Our legislation would provide mom-and-pop investors in the private
markets with nearly all of the same protections that they are entitled
to in the public markets. Pension plans that invest in companies
through private equity funds would finally be able to obtain basic
information about those companies, such as their audited financial
statements, and employees who get compensated with company stock and
options would be able to determine the true value of their shares. They
would no longer need to fly blind when deciding whether to take another
job and face the potentially enormous financial consequences of
relinquishing their stock or options.
By mandating that very highly valued or large companies register with
the SEC, our legislation would raise the bar on governance for
companies that control huge swaths of our economy. The ability to stay
private forever has directly led to the dramatic rise of ``unicorns,''
or private companies with at least a $1 billion valuation. At the start
of December 2021, the United States had nearly 473 unicorns. Some of
these unicorns have been plagued by scandals and toxic cultures,
without needing to comply with governance requirements for public
companies designed to curb waste and force management accountability.
Still others have been exposed as outright frauds. In these situations,
investors suffer losses while fund managers keep their fees and company
executives keep their bonuses. Arguably, greater transparency would
have protected investors from unnecessary losses. Indeed, some unicorns
that received sky-high valuations in the opaque private markets saw
those valuations tumble when they faced the discipline and scrutiny
that comes with public market transparency.
Finally, our legislation helps markets allocate capital more
efficiently. When risks are obscured in dark corners of our markets,
then capital may not be directed towards the most deserving companies.
When similar companies in similar industries of similar size are
subject to wildly different disclosure requirements, market
participants have less information to value those companies. That means
the shares of many public companies may not be accurately priced.
Without accurate prices, retail investors cannot have confidence that
they are getting reasonable returns on their hard-earned savings.
Our capital markets depend on disclosure and transparency. As more
companies remain private indefinitely or go dark, we lose those
features and weaken the foundational strengths of our economy. We need
to restore these bedrock requirements and ensure that they apply to all
major companies whether they are in the private or the public markets.
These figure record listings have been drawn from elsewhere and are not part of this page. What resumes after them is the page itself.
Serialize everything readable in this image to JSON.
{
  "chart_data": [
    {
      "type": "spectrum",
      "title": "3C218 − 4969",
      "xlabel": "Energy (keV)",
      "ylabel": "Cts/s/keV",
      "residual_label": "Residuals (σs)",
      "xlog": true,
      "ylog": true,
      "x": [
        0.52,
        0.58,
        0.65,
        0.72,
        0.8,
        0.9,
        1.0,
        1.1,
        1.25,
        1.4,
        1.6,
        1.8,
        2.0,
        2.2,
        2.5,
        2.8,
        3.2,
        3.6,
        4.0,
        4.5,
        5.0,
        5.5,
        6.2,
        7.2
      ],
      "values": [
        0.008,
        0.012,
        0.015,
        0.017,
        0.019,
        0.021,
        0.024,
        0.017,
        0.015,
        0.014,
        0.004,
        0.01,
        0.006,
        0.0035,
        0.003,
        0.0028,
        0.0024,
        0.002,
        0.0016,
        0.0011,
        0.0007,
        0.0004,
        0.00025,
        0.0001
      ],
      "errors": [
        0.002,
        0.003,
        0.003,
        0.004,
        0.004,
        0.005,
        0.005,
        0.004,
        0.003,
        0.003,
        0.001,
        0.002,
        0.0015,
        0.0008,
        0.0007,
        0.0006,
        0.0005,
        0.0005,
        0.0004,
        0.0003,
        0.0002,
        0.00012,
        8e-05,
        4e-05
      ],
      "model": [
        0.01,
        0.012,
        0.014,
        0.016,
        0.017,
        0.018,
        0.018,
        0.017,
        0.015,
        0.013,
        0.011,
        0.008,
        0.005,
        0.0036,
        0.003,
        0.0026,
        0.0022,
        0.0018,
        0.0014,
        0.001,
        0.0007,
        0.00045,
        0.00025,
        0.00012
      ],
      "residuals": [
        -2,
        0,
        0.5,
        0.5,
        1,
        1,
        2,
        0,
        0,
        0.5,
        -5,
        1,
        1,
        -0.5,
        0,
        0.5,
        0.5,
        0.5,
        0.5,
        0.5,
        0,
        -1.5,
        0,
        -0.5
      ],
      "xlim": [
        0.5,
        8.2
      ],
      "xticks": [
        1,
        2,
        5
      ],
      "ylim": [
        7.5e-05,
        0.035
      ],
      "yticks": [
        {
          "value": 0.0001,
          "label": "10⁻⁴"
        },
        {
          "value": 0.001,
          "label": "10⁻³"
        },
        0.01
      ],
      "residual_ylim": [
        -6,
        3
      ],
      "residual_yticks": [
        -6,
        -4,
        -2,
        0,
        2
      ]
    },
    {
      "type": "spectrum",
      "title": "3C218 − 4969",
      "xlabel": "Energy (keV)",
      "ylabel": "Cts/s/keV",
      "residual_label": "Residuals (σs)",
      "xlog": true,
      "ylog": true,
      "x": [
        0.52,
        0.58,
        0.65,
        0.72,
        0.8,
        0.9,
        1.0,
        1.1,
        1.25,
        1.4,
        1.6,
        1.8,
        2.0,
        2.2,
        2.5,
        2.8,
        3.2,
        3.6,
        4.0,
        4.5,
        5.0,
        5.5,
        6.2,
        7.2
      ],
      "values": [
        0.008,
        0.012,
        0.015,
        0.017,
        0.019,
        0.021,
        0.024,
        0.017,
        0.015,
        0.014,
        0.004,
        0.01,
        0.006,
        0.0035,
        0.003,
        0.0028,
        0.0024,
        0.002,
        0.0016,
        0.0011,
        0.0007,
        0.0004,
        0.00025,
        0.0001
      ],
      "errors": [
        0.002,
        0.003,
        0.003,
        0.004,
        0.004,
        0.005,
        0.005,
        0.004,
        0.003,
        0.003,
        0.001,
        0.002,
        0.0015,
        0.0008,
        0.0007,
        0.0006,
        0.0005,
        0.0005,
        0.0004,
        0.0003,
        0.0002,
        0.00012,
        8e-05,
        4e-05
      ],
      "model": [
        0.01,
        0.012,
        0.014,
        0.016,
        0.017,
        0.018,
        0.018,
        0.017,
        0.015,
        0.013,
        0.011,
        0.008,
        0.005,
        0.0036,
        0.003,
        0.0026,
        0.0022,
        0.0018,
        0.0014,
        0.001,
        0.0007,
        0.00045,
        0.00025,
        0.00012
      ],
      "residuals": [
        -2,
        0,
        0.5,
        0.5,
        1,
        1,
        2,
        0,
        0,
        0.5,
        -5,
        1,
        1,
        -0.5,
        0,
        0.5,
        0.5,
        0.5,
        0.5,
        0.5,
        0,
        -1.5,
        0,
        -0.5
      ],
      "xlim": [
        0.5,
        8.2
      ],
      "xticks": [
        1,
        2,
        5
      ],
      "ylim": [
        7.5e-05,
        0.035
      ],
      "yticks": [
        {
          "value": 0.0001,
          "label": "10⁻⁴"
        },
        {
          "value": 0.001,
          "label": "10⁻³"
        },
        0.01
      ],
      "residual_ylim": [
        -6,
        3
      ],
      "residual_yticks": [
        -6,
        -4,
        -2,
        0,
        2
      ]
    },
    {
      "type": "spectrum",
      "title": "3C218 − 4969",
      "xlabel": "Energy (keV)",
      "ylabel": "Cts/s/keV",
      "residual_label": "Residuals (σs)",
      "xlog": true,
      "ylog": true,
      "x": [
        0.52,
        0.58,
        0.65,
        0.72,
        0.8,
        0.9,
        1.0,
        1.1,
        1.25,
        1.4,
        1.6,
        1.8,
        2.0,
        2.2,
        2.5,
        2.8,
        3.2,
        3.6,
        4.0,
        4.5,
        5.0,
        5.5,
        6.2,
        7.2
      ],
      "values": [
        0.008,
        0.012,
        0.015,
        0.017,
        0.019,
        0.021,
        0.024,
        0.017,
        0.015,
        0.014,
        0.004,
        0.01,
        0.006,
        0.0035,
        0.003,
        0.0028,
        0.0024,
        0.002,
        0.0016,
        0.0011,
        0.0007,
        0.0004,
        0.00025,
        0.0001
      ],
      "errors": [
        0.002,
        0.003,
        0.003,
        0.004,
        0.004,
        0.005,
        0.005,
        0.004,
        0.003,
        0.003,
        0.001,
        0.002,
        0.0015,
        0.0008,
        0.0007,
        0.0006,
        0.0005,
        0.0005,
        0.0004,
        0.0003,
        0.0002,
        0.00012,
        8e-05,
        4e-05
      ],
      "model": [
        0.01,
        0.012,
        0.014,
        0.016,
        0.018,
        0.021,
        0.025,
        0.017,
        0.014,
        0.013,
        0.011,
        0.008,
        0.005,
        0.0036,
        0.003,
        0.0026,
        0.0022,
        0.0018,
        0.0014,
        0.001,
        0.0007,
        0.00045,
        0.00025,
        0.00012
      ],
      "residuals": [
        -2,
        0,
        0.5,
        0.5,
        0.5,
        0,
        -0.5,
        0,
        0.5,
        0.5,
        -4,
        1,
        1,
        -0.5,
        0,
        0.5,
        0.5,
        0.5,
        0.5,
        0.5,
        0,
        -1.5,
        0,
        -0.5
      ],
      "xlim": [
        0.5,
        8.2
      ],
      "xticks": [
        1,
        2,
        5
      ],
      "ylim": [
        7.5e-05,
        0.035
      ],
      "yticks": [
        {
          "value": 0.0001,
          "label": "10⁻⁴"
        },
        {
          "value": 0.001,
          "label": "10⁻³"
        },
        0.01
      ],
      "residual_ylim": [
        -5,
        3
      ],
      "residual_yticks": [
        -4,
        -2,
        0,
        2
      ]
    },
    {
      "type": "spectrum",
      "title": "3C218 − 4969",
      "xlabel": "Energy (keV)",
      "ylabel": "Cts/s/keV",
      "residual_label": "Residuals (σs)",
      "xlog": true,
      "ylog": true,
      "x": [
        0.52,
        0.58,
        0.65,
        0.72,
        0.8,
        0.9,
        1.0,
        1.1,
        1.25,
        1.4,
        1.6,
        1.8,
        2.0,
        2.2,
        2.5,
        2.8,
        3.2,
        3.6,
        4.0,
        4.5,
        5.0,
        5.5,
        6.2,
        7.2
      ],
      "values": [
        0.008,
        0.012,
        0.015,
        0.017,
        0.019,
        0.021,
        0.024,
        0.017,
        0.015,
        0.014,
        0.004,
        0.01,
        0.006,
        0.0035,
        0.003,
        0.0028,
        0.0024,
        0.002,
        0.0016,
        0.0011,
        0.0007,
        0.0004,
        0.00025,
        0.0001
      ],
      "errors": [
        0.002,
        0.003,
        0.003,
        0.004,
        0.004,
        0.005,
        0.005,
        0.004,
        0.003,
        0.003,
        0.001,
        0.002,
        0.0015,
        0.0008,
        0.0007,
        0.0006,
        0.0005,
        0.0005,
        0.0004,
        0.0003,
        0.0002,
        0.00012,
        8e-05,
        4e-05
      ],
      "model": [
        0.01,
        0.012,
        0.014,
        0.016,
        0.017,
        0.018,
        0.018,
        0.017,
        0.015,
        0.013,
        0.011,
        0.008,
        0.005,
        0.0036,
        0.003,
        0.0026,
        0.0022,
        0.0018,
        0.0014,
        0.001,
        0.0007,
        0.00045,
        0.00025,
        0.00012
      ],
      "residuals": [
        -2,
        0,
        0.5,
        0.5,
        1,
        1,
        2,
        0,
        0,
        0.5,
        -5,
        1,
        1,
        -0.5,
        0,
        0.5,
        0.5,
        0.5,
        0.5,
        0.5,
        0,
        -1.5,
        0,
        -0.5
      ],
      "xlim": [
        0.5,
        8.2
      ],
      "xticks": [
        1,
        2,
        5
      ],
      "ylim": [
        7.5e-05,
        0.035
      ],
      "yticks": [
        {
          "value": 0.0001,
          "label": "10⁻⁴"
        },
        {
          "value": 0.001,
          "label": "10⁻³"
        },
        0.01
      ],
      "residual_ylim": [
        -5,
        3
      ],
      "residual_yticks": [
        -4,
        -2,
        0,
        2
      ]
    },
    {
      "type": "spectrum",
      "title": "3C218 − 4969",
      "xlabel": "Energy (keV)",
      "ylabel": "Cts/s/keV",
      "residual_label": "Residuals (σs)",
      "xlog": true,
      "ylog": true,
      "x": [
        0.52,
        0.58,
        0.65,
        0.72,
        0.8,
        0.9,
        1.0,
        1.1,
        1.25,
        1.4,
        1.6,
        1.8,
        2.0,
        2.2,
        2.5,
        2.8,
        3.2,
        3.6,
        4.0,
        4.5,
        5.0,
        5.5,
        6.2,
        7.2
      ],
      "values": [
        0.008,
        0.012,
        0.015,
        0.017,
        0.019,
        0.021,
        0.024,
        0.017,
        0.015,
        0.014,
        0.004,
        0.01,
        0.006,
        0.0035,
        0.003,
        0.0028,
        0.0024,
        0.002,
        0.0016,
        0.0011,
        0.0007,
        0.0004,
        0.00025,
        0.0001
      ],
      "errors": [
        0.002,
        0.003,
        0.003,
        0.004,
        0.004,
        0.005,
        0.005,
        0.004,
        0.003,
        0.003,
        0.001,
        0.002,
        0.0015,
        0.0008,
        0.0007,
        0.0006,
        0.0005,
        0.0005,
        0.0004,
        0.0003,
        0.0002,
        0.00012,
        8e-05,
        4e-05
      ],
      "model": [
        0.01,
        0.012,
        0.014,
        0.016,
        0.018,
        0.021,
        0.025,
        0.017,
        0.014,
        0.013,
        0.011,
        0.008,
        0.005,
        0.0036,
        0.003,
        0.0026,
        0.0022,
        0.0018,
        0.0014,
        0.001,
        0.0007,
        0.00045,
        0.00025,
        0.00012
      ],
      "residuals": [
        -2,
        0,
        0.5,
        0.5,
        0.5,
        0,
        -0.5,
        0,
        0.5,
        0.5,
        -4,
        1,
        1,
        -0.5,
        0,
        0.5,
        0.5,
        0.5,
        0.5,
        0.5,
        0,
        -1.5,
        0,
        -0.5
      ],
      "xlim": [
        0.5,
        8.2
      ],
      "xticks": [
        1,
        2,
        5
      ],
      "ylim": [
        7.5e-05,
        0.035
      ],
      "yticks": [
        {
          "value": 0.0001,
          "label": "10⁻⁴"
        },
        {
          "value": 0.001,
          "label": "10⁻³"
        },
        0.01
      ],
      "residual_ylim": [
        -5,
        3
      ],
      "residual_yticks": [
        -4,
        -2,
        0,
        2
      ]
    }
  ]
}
I thank the bill's supporters, including the AFL-CIO, the Consumer
Federation of America, the North American Securities Administrators
Association, the Healthy Markets Association, Public Citizen, former
SEC Commissioner Robert J. Jackson, Columbia Law Professor John Coffee,
and Harvard Law Professor John Coates.
I would like to thank Senator Cortez Masto for working with me on
this legislation, and I urge our colleagues to join us in supporting
the Private Markets Transparency and Accountability Act.